Looking to reduce waste in your home? Building a No Waste Kitchen is a great way to start out. With simple steps, you can reduce your homes carbon footprint and lead to a cleaner healthier Earth. This Earth Day take some time to make small steps towards your own No Waste Kitchen.
Why build a no waste kitchen?
When it comes to waste the kitchen is the biggest waste maker. From shopping bags to food packaging and veggies forgot in the crisper every step from store to table and even after can be wasteful. As you create a no waste kitchen no only are you helping to save the Earth you are helping to save money. Instead of paying extra for useless packaging that goes into the trash or letting food go bad you will eliminate the things that cost you so much in the end.
No Waste Bags
The first place we see waste take over is the supermarket. When it comes to taking smell steps towards your zero waste kitchen bags are the best place to start. Cloth shopping bags can be purchased for cheap or even made. Some stores offer a discount if you bring your own bags. If your favorite store does not you may want to suggest it.

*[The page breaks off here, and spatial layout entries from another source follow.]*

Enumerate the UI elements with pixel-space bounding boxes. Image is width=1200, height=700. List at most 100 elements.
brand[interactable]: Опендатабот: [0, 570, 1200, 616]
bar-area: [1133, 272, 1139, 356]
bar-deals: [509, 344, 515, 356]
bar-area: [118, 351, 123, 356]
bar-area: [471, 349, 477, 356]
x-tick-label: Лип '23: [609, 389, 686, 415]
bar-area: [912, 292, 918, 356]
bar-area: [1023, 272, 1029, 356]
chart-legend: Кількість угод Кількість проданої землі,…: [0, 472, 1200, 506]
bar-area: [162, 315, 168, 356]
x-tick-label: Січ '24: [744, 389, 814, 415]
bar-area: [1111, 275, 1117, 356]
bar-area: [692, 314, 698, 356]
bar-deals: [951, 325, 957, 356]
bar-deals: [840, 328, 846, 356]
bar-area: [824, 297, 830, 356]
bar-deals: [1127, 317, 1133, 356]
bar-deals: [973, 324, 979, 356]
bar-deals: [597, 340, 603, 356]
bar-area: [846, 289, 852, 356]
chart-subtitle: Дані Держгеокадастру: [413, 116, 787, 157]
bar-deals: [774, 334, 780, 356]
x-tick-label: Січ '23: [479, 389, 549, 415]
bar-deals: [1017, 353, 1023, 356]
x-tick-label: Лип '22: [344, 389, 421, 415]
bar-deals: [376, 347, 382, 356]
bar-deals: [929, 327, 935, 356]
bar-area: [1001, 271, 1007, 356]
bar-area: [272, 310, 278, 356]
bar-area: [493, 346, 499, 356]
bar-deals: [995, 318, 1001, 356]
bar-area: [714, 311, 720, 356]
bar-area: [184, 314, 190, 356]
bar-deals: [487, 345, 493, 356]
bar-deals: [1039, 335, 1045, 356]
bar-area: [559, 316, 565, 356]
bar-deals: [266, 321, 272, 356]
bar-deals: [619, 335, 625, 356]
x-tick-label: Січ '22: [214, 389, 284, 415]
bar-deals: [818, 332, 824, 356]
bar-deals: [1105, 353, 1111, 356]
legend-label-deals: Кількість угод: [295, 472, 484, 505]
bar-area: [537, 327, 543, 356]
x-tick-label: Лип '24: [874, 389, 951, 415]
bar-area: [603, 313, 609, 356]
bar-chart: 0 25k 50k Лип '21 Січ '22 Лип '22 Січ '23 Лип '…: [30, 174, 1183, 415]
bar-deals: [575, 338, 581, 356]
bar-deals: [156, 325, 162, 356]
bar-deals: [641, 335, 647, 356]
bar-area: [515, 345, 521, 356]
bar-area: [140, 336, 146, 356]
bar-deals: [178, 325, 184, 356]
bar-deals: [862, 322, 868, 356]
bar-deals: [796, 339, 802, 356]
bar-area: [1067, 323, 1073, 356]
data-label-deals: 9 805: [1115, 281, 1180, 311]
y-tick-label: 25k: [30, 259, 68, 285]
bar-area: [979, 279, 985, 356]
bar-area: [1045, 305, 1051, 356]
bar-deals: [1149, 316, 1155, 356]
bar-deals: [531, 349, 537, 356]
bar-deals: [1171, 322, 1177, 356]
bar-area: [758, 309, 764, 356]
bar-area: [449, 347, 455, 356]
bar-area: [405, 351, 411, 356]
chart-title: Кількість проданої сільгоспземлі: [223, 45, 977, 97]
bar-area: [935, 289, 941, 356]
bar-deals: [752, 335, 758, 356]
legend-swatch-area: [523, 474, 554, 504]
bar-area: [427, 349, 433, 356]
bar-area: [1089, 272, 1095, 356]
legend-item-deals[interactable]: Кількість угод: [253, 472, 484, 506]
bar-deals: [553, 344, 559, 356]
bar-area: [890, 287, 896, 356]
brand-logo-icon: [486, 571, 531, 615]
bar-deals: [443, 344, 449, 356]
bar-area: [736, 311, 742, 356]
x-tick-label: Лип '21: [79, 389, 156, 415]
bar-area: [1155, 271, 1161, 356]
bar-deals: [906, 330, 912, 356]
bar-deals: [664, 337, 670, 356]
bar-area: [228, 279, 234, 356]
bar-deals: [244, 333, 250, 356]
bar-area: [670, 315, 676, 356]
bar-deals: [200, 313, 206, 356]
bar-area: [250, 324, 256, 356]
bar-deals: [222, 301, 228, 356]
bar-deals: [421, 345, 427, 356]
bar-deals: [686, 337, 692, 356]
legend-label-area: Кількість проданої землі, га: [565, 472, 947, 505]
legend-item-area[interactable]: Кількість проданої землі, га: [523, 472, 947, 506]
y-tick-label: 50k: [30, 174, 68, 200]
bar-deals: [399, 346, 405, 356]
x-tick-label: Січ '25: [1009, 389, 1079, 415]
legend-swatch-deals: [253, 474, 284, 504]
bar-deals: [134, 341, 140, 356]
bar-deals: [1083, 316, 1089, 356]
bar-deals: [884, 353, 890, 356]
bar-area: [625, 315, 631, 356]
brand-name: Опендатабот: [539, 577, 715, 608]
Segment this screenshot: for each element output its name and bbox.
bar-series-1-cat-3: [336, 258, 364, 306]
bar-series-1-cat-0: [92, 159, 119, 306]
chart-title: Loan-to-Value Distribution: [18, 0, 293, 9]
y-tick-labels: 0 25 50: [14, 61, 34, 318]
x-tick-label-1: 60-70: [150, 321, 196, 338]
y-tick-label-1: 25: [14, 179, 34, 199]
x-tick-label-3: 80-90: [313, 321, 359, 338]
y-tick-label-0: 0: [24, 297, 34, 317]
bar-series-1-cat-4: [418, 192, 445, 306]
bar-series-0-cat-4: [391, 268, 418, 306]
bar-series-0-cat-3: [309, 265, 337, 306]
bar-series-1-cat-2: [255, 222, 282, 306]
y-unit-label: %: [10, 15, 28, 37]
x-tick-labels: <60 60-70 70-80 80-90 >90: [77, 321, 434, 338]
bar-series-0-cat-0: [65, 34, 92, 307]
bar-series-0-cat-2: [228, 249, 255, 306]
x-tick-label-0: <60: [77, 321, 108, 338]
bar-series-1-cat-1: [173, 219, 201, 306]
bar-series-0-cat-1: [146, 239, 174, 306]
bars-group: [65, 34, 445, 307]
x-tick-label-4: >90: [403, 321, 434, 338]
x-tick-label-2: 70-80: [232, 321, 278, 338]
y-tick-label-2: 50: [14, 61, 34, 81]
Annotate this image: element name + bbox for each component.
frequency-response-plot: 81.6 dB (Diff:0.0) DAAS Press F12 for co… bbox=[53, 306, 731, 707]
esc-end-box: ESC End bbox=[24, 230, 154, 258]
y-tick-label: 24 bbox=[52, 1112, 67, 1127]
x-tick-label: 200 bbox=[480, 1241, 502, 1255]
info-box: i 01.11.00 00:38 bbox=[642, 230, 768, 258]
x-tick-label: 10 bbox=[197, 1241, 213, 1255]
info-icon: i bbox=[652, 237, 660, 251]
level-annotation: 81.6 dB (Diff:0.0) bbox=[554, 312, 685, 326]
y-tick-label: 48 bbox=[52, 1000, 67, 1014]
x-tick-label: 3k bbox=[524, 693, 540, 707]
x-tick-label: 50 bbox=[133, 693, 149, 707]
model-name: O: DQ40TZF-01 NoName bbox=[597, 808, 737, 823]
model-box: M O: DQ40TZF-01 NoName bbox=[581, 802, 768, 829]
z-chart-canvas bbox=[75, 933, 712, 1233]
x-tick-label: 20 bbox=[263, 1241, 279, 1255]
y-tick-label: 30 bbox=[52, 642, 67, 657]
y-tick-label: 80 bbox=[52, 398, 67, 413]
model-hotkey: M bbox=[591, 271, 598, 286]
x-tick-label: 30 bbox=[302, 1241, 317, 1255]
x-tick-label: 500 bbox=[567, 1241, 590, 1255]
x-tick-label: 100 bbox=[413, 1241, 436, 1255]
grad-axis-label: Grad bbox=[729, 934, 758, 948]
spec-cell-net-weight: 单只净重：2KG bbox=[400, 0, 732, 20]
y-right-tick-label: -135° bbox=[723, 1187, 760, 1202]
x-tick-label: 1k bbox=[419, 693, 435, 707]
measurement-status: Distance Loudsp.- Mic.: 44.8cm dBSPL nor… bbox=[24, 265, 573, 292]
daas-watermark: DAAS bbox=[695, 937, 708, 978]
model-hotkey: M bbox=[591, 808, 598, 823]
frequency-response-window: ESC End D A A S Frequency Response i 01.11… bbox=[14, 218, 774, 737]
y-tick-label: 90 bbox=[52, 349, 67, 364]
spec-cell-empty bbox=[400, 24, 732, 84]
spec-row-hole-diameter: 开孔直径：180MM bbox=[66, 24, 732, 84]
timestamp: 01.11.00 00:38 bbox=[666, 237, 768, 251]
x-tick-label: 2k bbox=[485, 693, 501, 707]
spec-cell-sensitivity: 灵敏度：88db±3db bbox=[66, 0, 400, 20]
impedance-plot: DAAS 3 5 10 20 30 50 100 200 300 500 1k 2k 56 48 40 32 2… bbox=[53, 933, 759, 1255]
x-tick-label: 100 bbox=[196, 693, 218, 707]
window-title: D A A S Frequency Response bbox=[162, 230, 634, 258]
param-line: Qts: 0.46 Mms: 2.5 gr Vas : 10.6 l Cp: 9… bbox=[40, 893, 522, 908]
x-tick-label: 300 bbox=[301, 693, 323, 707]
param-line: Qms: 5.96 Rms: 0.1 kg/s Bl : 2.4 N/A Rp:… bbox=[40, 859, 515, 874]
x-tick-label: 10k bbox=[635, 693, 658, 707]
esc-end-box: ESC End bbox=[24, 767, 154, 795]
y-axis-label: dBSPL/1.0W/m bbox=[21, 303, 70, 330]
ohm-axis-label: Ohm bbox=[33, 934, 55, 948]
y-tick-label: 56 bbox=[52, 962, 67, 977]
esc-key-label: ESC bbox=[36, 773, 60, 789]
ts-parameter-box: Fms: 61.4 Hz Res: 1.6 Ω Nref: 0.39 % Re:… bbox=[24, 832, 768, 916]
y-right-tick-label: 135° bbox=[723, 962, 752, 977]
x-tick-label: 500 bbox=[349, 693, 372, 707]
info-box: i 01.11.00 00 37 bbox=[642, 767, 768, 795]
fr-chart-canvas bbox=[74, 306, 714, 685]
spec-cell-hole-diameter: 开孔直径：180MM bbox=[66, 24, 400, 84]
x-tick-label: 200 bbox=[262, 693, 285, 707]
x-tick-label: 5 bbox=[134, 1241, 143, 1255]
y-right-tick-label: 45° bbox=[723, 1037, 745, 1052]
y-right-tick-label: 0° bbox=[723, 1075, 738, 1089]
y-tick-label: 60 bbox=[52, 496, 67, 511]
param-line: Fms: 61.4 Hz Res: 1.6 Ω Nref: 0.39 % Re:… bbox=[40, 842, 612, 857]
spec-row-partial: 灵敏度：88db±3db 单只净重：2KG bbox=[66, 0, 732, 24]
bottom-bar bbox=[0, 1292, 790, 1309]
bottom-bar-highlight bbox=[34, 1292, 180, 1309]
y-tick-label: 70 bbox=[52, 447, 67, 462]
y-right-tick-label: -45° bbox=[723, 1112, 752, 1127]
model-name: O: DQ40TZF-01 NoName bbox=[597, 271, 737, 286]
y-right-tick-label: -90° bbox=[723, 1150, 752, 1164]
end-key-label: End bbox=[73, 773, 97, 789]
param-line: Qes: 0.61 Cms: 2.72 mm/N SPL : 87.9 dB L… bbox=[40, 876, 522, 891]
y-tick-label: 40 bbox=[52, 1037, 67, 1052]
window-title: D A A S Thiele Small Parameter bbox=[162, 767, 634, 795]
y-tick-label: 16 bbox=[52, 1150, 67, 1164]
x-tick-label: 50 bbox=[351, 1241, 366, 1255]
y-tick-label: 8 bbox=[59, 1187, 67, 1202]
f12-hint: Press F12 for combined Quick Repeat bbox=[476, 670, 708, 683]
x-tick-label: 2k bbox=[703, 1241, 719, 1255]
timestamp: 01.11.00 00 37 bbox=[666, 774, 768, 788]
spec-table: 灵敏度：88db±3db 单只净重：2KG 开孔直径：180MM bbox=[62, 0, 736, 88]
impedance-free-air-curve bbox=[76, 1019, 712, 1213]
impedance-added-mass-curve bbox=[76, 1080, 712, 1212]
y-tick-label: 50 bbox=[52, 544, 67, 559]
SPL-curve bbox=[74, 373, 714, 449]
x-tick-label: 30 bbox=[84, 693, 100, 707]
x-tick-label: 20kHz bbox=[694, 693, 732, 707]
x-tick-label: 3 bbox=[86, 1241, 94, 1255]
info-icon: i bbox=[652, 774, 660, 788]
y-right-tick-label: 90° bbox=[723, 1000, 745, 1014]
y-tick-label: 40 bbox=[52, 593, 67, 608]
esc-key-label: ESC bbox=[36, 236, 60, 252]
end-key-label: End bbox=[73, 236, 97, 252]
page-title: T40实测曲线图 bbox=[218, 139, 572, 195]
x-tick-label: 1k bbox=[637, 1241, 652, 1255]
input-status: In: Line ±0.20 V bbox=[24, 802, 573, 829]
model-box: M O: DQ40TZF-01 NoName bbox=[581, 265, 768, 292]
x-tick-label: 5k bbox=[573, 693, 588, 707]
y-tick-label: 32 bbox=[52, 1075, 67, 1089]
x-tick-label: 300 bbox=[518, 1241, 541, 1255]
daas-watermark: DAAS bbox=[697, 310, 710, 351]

You can go a step further and use cloth produce bags. The number of produce bags we go through is crazy and by using cloth you can even keep your produce fresher longer by giving it the ability to get rid of gasses it releases while it breaks down.
Skip the bags altogether. At Aldi, the cashiers just toss everything back into the cart. You could bag everything yourself or take the lazy way out like I do. We put large two-bushel laundry baskets side by side in the trunk. As I unload the cart I split everything into cold and pantry baskets. With my husband’s help, the groceries get in with only one trip. On my own in two. The kids carry the bread and milk in. So easy and no waste.
What to do with bags you do get? Even the best of us forget bags from time to time. When possible ask for paper bags that can be used as book covers and such before making it into the recycling bin reducing waste further. Many stores are now collecting plastic bags for recycling. My sister and I collect plastic bags for one of her friend’s parents that turn them into sleeping mats for the homeless so they get put to good use.
Reduce, reuse, and recycle packaging.
Reduce. Buy in bulk. Weather in large packages or at the bulk bins using reusable containers. This reduces the amount of packaging you are buying allowing you to save both waste and money.
Reuse. When buying foods in packages look for containers that you can reuse. Up-cycle into crafts to make new use of items, opt for containers you can use for storage. Turn cereal liners into sandwich wraps. Do what you can to use things again.
Recycle. When you find yourself with items you can not reuse send them right to the recycle bin rather than the trash. Your trash can will become emptier each week and the end result is a cleaner earth.
Reduce food waste
One really cool trick is to regrow foods you use often from the bits at the end. The bottom of a batch of celery can be placed in water and regrown. Other great options are potatoes, leftover garlic, and even pineapples if you live in a warm climate.
Love banana bread? Put overripe fruit to use by making bread, muffins, and other fun treats. You can do this with any fruit you have sitting around just use your favorite recipe and swap the fruit choice.
Turn your food waste into compost to feed your garden. Nothing beats recycling what you no longer want into something you need.
Store your food right. Invest in air tight containers, Wash fresh produce in vinegar to kill off mold spores, and clean your fridge often so things are no hiding from you at the back of the fridge.
Inventory your fridge daily and plan to use leftovers and food close to expiring. When you leave food in the back of the fridge it goes bad. These things can easily be forgotten if you do not make a habit of using them.
Ditch the disposables
Stop buying one-time use products. No more bottled waters, paper plates, and plastic cutlery. While reusable dishes take more work you are saving plastic from hitting landfills or the ocean. You are saving trees that give you the oxygen you breathe.
Ditch the paper towels for washable kitchen towels. Just toss used towels into a bucket at the bottom of your cleaning closet and toss in with your next wash of linens and such.
Small steps to a zero waste kitchen.
Getting your Zero waste kitchen started can be a bit hard. Start out slow making one change at a time and remember that no one is perfect so give yourself some time to breathe and adjust to big changes.